PDF text extraction tolerance factors

When extracting text from a PDF (for example, through a data selection), a lot more happens in the background than what can be seen on the surface. Reading a PDF file for text will generally return text fragments, separated by a certain amount of space. Sometimes the text will be shifted up or down, spacing will be different, etc. In some cases, every letter is considered to be a different fragment.

Text formatting features such as kerning, bold, exponential, etc, may cause these fragments to be considered as separate even if, to the naked eye, they obviously belong together.

The PDF Text Extraction Tolerance Factors is used to modify the behavior of data selections made from PDF data files from within PlanetPress Workflow. Each factor available in this window will determine if two fragments of text in the PDF should be part of the same data selection or not.

The default values are generally correct for the greatest majority of PDF data files. Only change these values if you understand what they are for.

Delta Width

Defines the tolerance for the distance between two text fragments, either positive (space between fragments) or negative (kerning text where letters overlap). When this value is at 0, the two fragments will need to be exactly one beside the other with no space or overlap between them.

When this value is at 1, a very large space or overlap will be accepted. This may case "false positives" and separate words and text blocks may be considered as a single word if the value is too high.

Accepted values range from 0 to 1. The default value is 0.3, recommended values are between 0.05 and 0.30.

Delta Height

Defines the tolerance for the height and position difference between two target fragments. The higher the number, the more difference between the fragment's height (the tallest font character's height) will be accepted and the more vertical distance between fragments are accepted. Exponents, for example, are higher and lower.

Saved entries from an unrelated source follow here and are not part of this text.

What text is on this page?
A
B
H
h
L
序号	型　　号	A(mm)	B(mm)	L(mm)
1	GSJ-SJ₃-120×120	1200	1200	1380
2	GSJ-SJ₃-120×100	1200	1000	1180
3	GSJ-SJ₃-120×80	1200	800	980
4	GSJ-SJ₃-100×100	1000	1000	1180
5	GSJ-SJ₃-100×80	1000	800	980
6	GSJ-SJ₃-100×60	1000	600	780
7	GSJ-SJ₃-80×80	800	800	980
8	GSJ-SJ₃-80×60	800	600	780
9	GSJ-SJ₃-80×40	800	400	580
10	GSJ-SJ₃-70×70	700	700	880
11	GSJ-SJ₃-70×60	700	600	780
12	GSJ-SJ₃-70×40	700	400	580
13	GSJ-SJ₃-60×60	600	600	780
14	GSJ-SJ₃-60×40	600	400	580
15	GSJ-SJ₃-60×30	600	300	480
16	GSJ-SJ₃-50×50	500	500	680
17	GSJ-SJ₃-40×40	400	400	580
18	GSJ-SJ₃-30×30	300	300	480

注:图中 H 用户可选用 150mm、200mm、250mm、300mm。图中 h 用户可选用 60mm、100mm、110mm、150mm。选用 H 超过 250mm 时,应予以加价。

When this value is 0, no vertical shift is accepted between two fragments. When the value is 1, the second text fragment can be shifted by as much as the height of the first fragment.

Accepted values range from 0 to 1. The default value is 0.15, recommended values are between 0.00 and 0.50.

Font Delta Height

Defines the tolerance for the difference in average height of fonts in the two target fragments. The higher the number, the more difference in average font heights will be accepted. The average font height is bigger in text written in uppercase than text written in lowercase.

At 0, the font size must be exactly the same between two fragments. At 1, a greater variance in font size is accepted.

Accepted values range from 0 to 1. The default value is 0.65, recommended values are between 0.60 and 1.00.

Gap

Defines how spaces between two fragments are processed. If the space between two fragments is too small, the text extraction will sometimes eliminate that space and count the two fragments as a single word. To resolve this, the Gap setting can be changed. The lower this value, the higher the chance of a space being added between two characters. A value too low may add spaces where they do not belong.

Accepted values range from 0 to 0.5. The default value is 0.3, recommended values are between 0.25 and 0.40.